The Bastard of Istanbul - Elif Shafak

Elif Shafak‘s ‘Bastard of Istanbul’ has had that effect on me. It is a story of two families, one Turkish and one Armenian, who become intertwined by fate and a little human exploratory curiousness. For the novel Safak almost ended up in jail for insulting Turkishness, by raising criticism, and dealing with the painful past of pre-modern Turkish state, that of the Armenian Genocide.

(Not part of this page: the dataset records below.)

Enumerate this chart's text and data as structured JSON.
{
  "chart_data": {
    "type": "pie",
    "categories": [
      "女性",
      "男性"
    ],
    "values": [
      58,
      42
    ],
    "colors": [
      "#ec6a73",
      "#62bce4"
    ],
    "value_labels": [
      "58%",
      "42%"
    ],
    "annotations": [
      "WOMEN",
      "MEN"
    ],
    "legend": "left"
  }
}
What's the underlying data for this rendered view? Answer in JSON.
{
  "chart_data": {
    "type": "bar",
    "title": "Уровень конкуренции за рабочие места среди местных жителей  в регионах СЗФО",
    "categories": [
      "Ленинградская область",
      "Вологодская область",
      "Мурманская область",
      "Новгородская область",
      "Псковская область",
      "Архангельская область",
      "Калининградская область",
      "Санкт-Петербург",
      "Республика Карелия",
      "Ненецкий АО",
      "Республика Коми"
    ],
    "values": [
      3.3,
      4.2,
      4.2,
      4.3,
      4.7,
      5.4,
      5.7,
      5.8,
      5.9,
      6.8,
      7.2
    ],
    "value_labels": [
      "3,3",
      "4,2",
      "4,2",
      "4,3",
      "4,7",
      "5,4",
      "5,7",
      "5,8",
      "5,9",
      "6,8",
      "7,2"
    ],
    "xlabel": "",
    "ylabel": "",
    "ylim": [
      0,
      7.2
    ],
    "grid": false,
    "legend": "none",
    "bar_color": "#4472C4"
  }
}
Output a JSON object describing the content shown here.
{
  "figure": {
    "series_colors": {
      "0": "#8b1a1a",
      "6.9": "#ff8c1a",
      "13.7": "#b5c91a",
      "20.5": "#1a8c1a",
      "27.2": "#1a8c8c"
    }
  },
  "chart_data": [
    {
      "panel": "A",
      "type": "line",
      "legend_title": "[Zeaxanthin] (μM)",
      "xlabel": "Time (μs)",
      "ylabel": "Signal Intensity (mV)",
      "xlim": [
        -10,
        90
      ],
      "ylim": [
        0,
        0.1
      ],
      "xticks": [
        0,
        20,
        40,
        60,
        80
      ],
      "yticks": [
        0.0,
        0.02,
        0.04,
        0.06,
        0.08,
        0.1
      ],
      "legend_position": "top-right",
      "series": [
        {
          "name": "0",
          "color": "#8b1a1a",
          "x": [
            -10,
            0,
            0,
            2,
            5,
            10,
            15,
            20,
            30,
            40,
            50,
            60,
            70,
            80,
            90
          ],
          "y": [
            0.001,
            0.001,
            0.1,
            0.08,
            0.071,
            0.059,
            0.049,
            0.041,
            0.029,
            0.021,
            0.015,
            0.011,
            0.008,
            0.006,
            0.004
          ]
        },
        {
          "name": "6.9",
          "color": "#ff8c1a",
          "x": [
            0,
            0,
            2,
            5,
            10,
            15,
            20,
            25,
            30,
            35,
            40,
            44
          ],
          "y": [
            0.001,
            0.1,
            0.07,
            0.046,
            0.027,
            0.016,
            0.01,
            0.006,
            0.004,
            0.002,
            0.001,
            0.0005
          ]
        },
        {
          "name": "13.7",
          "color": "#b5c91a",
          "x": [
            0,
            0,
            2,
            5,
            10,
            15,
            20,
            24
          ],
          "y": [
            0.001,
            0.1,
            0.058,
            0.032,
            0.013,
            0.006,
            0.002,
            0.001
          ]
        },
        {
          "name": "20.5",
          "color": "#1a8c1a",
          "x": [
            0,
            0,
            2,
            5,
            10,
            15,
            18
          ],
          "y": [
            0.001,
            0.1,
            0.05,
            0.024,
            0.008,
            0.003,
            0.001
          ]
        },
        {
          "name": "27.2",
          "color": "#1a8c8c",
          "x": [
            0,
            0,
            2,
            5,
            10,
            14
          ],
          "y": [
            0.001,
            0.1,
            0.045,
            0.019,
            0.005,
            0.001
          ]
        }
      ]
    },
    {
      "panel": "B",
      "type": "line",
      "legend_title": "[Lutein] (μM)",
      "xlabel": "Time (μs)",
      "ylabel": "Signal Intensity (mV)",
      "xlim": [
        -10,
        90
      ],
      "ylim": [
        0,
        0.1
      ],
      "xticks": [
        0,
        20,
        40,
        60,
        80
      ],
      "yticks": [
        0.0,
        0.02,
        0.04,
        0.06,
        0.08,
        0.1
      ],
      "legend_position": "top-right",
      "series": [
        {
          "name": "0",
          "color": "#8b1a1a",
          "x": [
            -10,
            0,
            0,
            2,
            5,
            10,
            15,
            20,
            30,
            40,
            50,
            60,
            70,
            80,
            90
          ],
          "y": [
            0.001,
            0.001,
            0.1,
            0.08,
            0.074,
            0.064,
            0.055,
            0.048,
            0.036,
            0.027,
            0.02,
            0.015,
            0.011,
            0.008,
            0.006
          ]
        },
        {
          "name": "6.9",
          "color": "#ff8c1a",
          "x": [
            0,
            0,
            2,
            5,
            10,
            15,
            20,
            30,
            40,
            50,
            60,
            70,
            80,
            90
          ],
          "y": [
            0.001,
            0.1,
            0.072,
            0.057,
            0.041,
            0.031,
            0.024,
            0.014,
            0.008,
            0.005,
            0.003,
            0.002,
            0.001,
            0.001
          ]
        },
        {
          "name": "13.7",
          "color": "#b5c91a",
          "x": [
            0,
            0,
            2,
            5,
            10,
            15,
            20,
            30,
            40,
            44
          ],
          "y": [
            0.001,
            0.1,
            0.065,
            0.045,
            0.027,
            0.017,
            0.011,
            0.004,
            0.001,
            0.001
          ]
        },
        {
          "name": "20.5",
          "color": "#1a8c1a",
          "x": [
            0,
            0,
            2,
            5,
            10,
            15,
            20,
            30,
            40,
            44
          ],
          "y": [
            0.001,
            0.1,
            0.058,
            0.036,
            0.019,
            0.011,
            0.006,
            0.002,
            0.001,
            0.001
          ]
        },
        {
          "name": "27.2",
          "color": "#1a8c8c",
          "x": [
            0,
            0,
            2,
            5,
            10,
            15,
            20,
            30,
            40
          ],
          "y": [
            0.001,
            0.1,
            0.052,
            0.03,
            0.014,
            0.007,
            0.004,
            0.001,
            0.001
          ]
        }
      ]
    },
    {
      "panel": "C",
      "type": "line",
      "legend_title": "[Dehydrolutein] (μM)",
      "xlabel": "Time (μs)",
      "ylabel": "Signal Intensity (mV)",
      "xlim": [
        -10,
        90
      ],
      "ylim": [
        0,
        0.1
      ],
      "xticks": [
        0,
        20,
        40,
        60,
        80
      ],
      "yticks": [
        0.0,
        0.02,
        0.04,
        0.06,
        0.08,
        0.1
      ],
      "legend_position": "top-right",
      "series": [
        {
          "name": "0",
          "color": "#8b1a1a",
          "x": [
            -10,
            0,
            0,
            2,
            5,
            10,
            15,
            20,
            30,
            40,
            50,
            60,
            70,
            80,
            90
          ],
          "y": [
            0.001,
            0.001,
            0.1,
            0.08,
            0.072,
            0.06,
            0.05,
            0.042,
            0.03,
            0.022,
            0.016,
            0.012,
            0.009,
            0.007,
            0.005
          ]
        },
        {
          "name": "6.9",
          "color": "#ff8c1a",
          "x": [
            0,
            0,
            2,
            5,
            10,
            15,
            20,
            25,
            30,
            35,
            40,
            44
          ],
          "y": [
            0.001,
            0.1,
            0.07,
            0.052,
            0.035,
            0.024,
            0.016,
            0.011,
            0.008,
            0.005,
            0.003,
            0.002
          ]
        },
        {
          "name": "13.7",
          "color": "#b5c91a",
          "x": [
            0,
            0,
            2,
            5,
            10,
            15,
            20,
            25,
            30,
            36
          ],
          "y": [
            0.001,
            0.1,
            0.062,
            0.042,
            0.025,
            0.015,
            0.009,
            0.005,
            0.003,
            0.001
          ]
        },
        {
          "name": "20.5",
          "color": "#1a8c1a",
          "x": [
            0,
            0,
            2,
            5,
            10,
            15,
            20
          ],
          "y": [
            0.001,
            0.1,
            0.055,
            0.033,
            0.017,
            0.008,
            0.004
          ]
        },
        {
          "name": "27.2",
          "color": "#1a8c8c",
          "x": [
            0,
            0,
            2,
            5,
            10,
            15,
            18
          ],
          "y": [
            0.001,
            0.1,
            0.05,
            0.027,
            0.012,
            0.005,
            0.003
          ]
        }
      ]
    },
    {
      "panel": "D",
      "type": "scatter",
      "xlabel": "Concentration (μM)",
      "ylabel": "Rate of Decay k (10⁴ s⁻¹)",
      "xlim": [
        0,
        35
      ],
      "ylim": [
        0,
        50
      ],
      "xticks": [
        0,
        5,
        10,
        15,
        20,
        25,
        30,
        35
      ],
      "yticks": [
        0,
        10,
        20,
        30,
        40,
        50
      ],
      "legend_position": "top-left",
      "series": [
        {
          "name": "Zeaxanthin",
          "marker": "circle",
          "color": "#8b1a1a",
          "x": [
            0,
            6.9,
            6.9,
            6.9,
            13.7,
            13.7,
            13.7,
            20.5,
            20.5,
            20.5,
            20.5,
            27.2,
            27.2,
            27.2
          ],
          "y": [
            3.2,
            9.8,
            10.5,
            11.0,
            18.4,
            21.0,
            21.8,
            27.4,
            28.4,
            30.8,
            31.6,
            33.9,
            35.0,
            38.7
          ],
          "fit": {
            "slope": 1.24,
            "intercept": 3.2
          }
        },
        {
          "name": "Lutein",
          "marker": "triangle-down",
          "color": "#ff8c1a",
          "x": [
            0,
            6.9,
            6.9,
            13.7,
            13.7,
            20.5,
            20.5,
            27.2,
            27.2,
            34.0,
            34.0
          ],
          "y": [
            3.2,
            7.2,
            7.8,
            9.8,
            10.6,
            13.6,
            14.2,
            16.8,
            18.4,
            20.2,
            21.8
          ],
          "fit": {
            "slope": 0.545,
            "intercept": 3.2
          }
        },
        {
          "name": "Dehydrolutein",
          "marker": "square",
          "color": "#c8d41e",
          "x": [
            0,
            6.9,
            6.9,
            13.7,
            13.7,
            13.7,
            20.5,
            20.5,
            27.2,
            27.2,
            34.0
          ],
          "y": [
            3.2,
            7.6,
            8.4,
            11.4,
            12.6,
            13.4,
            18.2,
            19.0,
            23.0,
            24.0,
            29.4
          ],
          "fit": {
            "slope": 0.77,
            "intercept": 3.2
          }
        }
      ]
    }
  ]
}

The story is pushed forward by a female Weltschmerz. All the men die young in Turkish family, so they play a minuscule role in this matriarchal narrative. But the women none the less become a miniature of the diversity and complexity that forms the young Turkish modern state. There is so much anger bundled up and exploding on the pages and it is mystified by a touch of myth and tales. There is the question of Diaspora in the Armenian Americans – a young woman who is so aware of how her whole identity is tied up with the horrible events that is being inherited down generation by generation, but at the same time it is so foreign to the younger generation who have never had a real life experience with the country where the Armenians faced so much adversity. And then there is the Turkish modern female, who wishes no past at all, and in effect (as she is the bastard of the title) can deny having a past, at least on her father’s side. These two women, Armanoush the Armenian and Asya the Turk, meet in Istanbul and together they start on a healing journey. In itself it is enough to initially activate your gag reflex, but aside from the prophetic mission to mend the gap between Armenian and Turkish affairs there is a lot of positive things to be said about the novel. First of all, there is obviously (a writer facing jailtime is always a good indication) some things that need to be said and dealt with. And not just between the Armenians and the Turks, but the East and West too. The sense of deprived ancestry can both work for you to keep peddling forward, but it can also hinder your (e)motions. And second, the tonality in the novel is very aesthetically beautiful – there are sections that are a bit too blatantly cut out into bits for the reader to follow, which could be a weak spot of the author who feels the need to get a specific point across – and I love that the story in the novel can be interlaced with something so homely and sustainable as food. It is like a spin off of Isabel Allende’s ‘Aphrodite’ where food becomes the link in her narrative and acts as (surprise, surprise) an aphrodisiac. What I am clumsily trying to get at here is that food connects people, and it does too in this novel. When Armanoush meets Asya’s family she instantly recognizes the foods that are served because she knows them from her Armenian grandmother, and this acts as a connection between them and a safe starting-point for Armanoush to introduce her past and self to Asya’s family.
As a little titbit there is a recipe in the book, and there is a reason all the chapters are titled after something edible. And underneath this seemingly innocent layer lies so much more that can awaken an adventurous spirit.